I read the whole chapter three times over, but I read this one passage, verses 2 and 3, over and over and over. There seemed to be something hidden there, something beyond even Mark’s creative exegesis. Ok, so the Lord has come. Now what? It occurred to me, as I chewed over the passage, that the prophecy could be re-situated yet again. Understood as a direct exhortation to us Christians today, Mark could be read as calling us to make straight the paths of the Lord. Drawing on Paul’s famous explanation of the resurrection in 1 Corinthians chapter 15 wherein Jesus is the ‘first fruits’ of God’s justification. His resurrection is not the End, it is a beginning. We are called not simply to wait around for Jesus’ future return, but to accept as our own the crucifixion and to participate in the resurrection. Make straight the paths of the Lord. Feed the hungry. Silence our own anger. Stand for justice. Humble yourself before God.

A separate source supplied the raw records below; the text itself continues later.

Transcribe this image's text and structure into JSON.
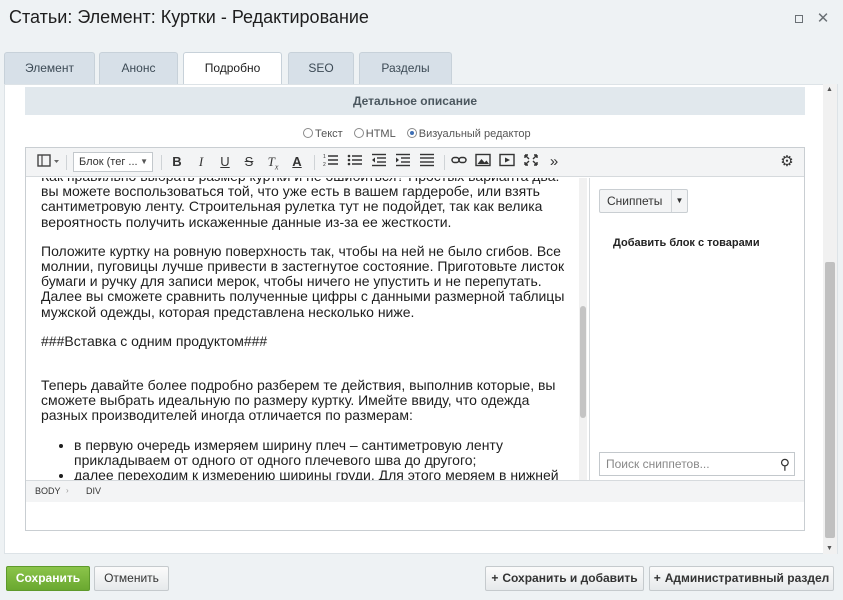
{
  "window": {
    "title": "Статьи: Элемент: Куртки - Редактирование"
  },
  "tabs": [
    {
      "label": "Элемент"
    },
    {
      "label": "Анонс"
    },
    {
      "label": "Подробно"
    },
    {
      "label": "SEO"
    },
    {
      "label": "Разделы"
    }
  ],
  "active_tab": "Подробно",
  "section": {
    "title": "Детальное описание"
  },
  "modes": {
    "text": "Текст",
    "html": "HTML",
    "visual": "Визуальный редактор",
    "selected": "visual"
  },
  "toolbar": {
    "block_select": "Блок (тег ...",
    "icons": [
      "view-mode-icon",
      "bold-icon",
      "italic-icon",
      "underline-icon",
      "strikethrough-icon",
      "clear-format-icon",
      "font-color-icon",
      "ordered-list-icon",
      "unordered-list-icon",
      "outdent-icon",
      "indent-icon",
      "align-icon",
      "link-icon",
      "image-icon",
      "video-icon",
      "fullscreen-icon",
      "more-icon",
      "settings-icon"
    ]
  },
  "content": {
    "paragraphs": [
      "Как правильно выбрать размер куртки и не ошибиться? Простых варианта два: вы можете воспользоваться той, что уже есть в вашем гардеробе, или взять сантиметровую ленту. Строительная рулетка тут не подойдет, так как велика вероятность получить искаженные данные из-за ее жесткости.",
      "Положите куртку на ровную поверхность так, чтобы на ней не было сгибов. Все молнии, пуговицы лучше привести в застегнутое состояние. Приготовьте листок бумаги и ручку для записи мерок, чтобы ничего не упустить и не перепутать. Далее вы сможете сравнить полученные цифры с данными размерной таблицы мужской одежды, которая представлена несколько ниже.",
      "###Вставка с одним продуктом###",
      "Теперь давайте более подробно разберем те действия, выполнив которые, вы сможете выбрать идеальную по размеру куртку. Имейте ввиду, что одежда разных производителей иногда отличается по размерам:"
    ],
    "list": [
      "в первую очередь измеряем ширину плеч – сантиметровую ленту прикладываем от одного от одного плечевого шва до другого;",
      "далее переходим к измерению ширины груди. Для этого меряем в нижней части проймы, там, где рукав соединен с боковым швом. Ленту проводим от одного шва до другого;"
    ]
  },
  "snippets": {
    "button": "Сниппеты",
    "add_block": "Добавить блок с товарами",
    "search_placeholder": "Поиск сниппетов..."
  },
  "pathbar": {
    "items": [
      "BODY",
      "DIV"
    ]
  },
  "footer": {
    "save": "Сохранить",
    "cancel": "Отменить",
    "save_add": "Сохранить и добавить",
    "admin": "Административный раздел"
  }
}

In this light, the rest of Isaiah’s prophecy fills out with astounding and even frightening clarity. Here we have a great rebuke to those who wish to read the whole of the Bible literally. Are we to assume that the coming of the Kingdom means terraforming of the earth, that God hates geological variety? “…[E]very valley shall be lifted up, and every mountain and hill be made low; the uneven ground shall become level, and the rough places a plain.” The first shall be last, the last shall be first. Blessed are the poor in spirit; blessed are the meek. The lion shall lie down with the lamb. The running theme is clear: injustice, oppression, and poverty are enemies of the Kingdom; its coming means their end. Valleys and mountains are powerful metaphors for human division.

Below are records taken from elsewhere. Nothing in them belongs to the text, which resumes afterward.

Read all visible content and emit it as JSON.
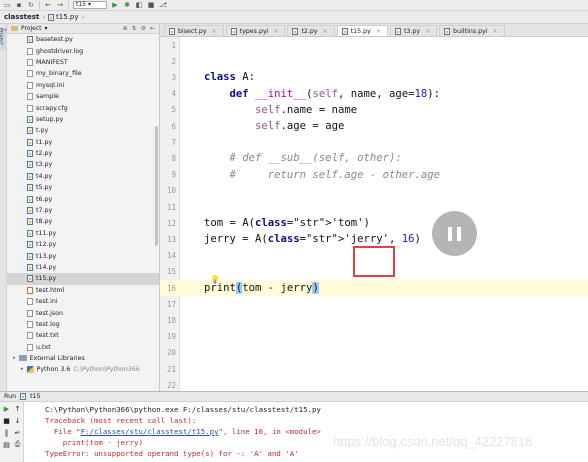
{
  "toolbar": {
    "run_config": "t15",
    "icons": [
      "folder-open-icon",
      "save-icon",
      "sync-icon",
      "back-icon",
      "forward-icon",
      "run-icon",
      "debug-icon",
      "coverage-icon",
      "stop-icon",
      "vcs-icon"
    ]
  },
  "breadcrumbs": {
    "project": "classtest",
    "file": "t15.py"
  },
  "project_panel": {
    "title": "Project",
    "side_label": "1: Project",
    "files": [
      {
        "name": "basetest.py",
        "type": "py"
      },
      {
        "name": "ghostdriver.log",
        "type": "log"
      },
      {
        "name": "MANIFEST",
        "type": "none"
      },
      {
        "name": "my_binary_file",
        "type": "none"
      },
      {
        "name": "mysql.ini",
        "type": "ini"
      },
      {
        "name": "sample",
        "type": "none"
      },
      {
        "name": "scrapy.cfg",
        "type": "cfg"
      },
      {
        "name": "setup.py",
        "type": "py"
      },
      {
        "name": "t.py",
        "type": "py"
      },
      {
        "name": "t1.py",
        "type": "py"
      },
      {
        "name": "t2.py",
        "type": "py"
      },
      {
        "name": "t3.py",
        "type": "py"
      },
      {
        "name": "t4.py",
        "type": "py"
      },
      {
        "name": "t5.py",
        "type": "py"
      },
      {
        "name": "t6.py",
        "type": "py"
      },
      {
        "name": "t7.py",
        "type": "py"
      },
      {
        "name": "t8.py",
        "type": "py"
      },
      {
        "name": "t11.py",
        "type": "py"
      },
      {
        "name": "t12.py",
        "type": "py"
      },
      {
        "name": "t13.py",
        "type": "py"
      },
      {
        "name": "t14.py",
        "type": "py"
      },
      {
        "name": "t15.py",
        "type": "py",
        "selected": true
      },
      {
        "name": "test.html",
        "type": "html"
      },
      {
        "name": "test.ini",
        "type": "ini"
      },
      {
        "name": "test.json",
        "type": "json"
      },
      {
        "name": "test.log",
        "type": "log"
      },
      {
        "name": "test.txt",
        "type": "txt"
      },
      {
        "name": "u.txt",
        "type": "txt"
      }
    ],
    "external_libraries": "External Libraries",
    "python_sdk": "Python 3.6",
    "python_path": "C:\\Python\\Python366"
  },
  "tabs": [
    {
      "label": "bisect.py",
      "active": false
    },
    {
      "label": "types.pyi",
      "active": false
    },
    {
      "label": "t2.py",
      "active": false
    },
    {
      "label": "t15.py",
      "active": true
    },
    {
      "label": "t3.py",
      "active": false
    },
    {
      "label": "builtins.pyi",
      "active": false
    }
  ],
  "editor": {
    "lines": [
      {
        "n": "1",
        "code": ""
      },
      {
        "n": "2",
        "code": ""
      },
      {
        "n": "3",
        "code": "class A:"
      },
      {
        "n": "4",
        "code": "    def __init__(self, name, age=18):"
      },
      {
        "n": "5",
        "code": "        self.name = name"
      },
      {
        "n": "6",
        "code": "        self.age = age"
      },
      {
        "n": "7",
        "code": ""
      },
      {
        "n": "8",
        "code": "    # def __sub__(self, other):"
      },
      {
        "n": "9",
        "code": "    #     return self.age - other.age"
      },
      {
        "n": "10",
        "code": ""
      },
      {
        "n": "11",
        "code": ""
      },
      {
        "n": "12",
        "code": "tom = A('tom')"
      },
      {
        "n": "13",
        "code": "jerry = A('jerry', 16)"
      },
      {
        "n": "14",
        "code": ""
      },
      {
        "n": "15",
        "code": ""
      },
      {
        "n": "16",
        "code": "print(tom - jerry)"
      },
      {
        "n": "17",
        "code": ""
      },
      {
        "n": "18",
        "code": ""
      },
      {
        "n": "19",
        "code": ""
      },
      {
        "n": "20",
        "code": ""
      },
      {
        "n": "21",
        "code": ""
      },
      {
        "n": "22",
        "code": ""
      }
    ],
    "current_line": "16"
  },
  "run_panel": {
    "label": "Run",
    "config": "t15",
    "output": {
      "cmd": "C:\\Python\\Python366\\python.exe F:/classes/stu/classtest/t15.py",
      "traceback": "Traceback (most recent call last):",
      "file_prefix": "  File \"",
      "file_link": "F:/classes/stu/classtest/t15.py",
      "file_suffix": "\", line 16, in <module>",
      "code": "    print(tom - jerry)",
      "error": "TypeError: unsupported operand type(s) for -: 'A' and 'A'"
    }
  },
  "watermark": "https://blog.csdn.net/qq_42227818",
  "colors": {
    "keyword": "#0d0d8a",
    "string": "#0a7f0a",
    "number": "#1c1cd6",
    "self": "#94558d",
    "comment": "#888888",
    "annotation_box": "#e73f3f",
    "current_line": "#fefcd9"
  }
}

Continuing, we have a yet more powerful vision of what God’s justification looks like: “Then the glory of the LORD shall be revealed, and all people shall see it together, for the mouth of the LORD has spoken.” God’s glory is synonymous with the leveling of human society, it is the rejoining of the human family. And it is not for one group alone–Israelites, Christians, Whites, Men, or any other privileged group. It is for all people, as the passage states (literally)!
So, in short, my meditation on this short passage–and, in fact, my first time practicing lectio divina–was quite humbling and enlightening. For someone who normally blazes through texts but leaves much, perhaps even most, of the meaning in the pages, this belabored reading brought forth great fruit.